Collection Duplication

Collections are always duplicated during conversion rather than passed through by reference. This prevents SQLAlchemy operations from affecting Pydantic model state and vice versa:

class Artist(SQLCrucibleBaseModel):
    __sqlalchemy_params__ = {"__tablename__": "artist"}
    tags: list[str]  # This list is copied, not shared

artist = Artist(tags=["rock", "blues"])
sa_artist = artist.to_sa_model()

# Modifying the SQLAlchemy model's list doesn't affect the original
sa_artist.tags.append("jazz")
assert "jazz" not in artist.tags  # True — they're separate lists

If you need strict passthrough (same object reference), register a custom no-op converter for your specific type using ConvertToSAWith and ConvertFromSAWith with identity functions.
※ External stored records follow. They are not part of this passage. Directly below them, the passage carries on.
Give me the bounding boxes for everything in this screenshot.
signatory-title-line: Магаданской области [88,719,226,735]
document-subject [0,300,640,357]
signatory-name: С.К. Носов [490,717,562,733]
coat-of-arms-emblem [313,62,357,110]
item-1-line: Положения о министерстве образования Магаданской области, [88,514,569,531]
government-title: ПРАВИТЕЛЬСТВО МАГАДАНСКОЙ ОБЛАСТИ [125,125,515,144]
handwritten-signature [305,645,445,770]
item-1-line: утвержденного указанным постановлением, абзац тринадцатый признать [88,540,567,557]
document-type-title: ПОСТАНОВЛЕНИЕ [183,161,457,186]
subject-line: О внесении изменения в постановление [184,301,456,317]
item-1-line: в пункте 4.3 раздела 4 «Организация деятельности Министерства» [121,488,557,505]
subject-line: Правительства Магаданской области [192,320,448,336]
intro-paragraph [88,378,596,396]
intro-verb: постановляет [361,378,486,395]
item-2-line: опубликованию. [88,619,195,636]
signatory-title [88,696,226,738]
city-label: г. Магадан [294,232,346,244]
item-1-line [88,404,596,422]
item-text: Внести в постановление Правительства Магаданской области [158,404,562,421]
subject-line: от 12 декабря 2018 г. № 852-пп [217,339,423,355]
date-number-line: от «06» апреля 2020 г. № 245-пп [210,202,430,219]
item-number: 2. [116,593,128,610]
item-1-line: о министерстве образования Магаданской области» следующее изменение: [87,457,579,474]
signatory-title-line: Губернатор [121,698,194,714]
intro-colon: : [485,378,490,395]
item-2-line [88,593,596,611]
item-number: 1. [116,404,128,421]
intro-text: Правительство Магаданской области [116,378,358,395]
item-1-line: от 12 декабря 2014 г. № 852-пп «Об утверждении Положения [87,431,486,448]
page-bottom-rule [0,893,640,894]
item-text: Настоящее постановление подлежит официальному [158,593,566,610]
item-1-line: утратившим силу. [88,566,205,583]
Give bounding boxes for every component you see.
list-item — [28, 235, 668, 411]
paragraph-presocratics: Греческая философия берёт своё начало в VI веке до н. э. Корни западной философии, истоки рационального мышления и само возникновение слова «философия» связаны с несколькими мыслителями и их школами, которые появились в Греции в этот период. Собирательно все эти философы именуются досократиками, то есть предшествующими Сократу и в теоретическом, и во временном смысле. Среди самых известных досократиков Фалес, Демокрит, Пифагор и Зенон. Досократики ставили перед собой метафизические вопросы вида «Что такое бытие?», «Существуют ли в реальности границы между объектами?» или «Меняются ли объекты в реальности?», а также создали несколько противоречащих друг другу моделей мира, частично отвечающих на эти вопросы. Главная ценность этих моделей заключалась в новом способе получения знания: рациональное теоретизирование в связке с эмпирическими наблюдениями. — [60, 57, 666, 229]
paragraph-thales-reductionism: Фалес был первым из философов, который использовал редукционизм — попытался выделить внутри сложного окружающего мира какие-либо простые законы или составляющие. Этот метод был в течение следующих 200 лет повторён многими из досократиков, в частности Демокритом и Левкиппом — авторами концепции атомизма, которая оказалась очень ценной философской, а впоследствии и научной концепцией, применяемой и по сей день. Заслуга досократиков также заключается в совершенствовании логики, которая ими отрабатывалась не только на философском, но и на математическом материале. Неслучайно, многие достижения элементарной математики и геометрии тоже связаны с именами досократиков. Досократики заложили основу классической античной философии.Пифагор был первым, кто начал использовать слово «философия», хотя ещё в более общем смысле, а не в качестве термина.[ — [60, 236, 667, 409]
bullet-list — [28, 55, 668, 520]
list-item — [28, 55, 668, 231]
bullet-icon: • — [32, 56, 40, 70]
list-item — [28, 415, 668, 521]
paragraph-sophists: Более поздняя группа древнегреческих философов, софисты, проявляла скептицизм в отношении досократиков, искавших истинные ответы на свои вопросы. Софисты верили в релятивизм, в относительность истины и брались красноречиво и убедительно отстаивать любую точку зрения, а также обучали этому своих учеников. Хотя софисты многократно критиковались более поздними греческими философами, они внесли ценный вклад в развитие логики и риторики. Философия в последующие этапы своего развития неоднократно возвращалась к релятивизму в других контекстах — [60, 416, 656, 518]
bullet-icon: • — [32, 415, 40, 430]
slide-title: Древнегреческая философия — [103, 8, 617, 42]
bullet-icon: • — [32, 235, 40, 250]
Dict and TypedDict Conversion

Dict conversion resolves value converters for each field. There are some important behaviours to be aware of:

Unparameterized Dicts

An unparameterized dict has value type Any. When converting to a TypedDict with typed fields, the converter cannot prove that Any values are compatible with specific field types like nested TypedDicts:

from typing import TypedDict, Any

class PersonDict(TypedDict):
    name: str
    age: int

class NestedDict(TypedDict):
    person: PersonDict  # Nested TypedDict
    active: bool

# This works — dict[str, Any] values convert to str/int via no-op
converter = registry.resolve(dict[str, Any], PersonDict)  # OK

# This returns None — can't prove Any -> PersonDict is valid
converter = registry.resolve(dict, NestedDict)  # None

Recommendation

Use parameterized dict types (dict[str, Any], dict[str, int]) when you need predictable conversion behaviour with nested structures.

Required Field Validation

If a target TypedDict has required fields that aren't present in the source dict, conversion raises TypeError.